Last night in my seminar on Adam Smith’s Wealth of Nations my students and I covered Smith’s chapters on public goods. During the course of the discussion one of my superb students, Chris Kuiper, mentioned in passing that Paul Krugman, in a recent New York Times column, mistakenly described safe drinking water as a public good. Here’s that column. Mr. Krugman emphasizes that safe drinking water is a public good according to “Econ 101.”
(Please excuse me for a moment while I take a sip of water from my bottle of Aquafina…. Ok – my thirst is now well and truly and safely quenched. Back to this blog post…..)

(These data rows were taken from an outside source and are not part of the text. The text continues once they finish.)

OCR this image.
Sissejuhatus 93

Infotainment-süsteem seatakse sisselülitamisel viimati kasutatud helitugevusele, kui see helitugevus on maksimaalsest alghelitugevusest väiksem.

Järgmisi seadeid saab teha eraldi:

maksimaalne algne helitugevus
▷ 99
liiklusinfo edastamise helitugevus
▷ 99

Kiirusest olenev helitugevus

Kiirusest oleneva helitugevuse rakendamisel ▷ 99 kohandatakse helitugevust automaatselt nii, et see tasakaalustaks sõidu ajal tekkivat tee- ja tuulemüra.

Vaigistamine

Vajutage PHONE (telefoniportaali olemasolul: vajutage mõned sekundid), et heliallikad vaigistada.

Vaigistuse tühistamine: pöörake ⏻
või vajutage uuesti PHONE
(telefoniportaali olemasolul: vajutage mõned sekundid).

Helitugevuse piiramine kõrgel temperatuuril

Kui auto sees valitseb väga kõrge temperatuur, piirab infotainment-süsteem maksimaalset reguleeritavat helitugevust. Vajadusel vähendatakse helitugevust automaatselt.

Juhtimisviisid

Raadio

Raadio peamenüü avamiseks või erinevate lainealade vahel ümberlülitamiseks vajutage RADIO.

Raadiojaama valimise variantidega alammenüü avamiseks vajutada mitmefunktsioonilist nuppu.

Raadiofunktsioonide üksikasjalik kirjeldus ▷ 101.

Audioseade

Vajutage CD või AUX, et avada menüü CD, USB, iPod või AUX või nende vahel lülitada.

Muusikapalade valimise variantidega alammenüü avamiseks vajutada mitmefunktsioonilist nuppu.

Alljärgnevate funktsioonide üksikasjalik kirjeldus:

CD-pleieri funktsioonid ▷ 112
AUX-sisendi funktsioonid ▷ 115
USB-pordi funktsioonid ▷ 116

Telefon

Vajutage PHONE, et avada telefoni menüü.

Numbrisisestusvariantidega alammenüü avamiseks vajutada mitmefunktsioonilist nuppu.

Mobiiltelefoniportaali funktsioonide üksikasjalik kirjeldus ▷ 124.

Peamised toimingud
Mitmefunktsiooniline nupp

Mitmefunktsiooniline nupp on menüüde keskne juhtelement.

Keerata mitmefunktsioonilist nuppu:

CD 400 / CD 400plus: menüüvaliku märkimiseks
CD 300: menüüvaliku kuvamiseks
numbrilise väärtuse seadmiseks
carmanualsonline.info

Mr. Krugman should refresh his memory by reading a solid Econ 101 textbook. A public good, according to Econ 101, has two specific characteristics: it is (1) non-excludable and (2) non-rivalrous in consumption. In lay-persons’ terms, this means that (1) if the good is supplied to Smith, no one – including the supplier – can, at reasonable cost, prevent Jones and Williams from also consuming the good even if Jones and Williams refuse to pay for their use of it; and (2) Smith’s consumption of the good does not diminish (that is, does not “rival”) Jones’s or Williams’s ability to consume the good.
Safe drinking water is emphatically not a public good as defined in Econ 101, for safe drinking water is both excludable (your water supply, and yours alone, can be cut off if you don’t pay your water bill) and rivalrous in consumption (every gallon of water that you use today is a gallon that your neighbors cannot use today).
To note that safe drinking water is not a public good as economists define public goods is not to say that it should not be supplied by the state; that’s a different question. But Mr. Krugman is very sloppy these days when discussing basic economics.
I just learned that the ever-reliable Tim Worstall early on called Mr. Krugman out on this issue.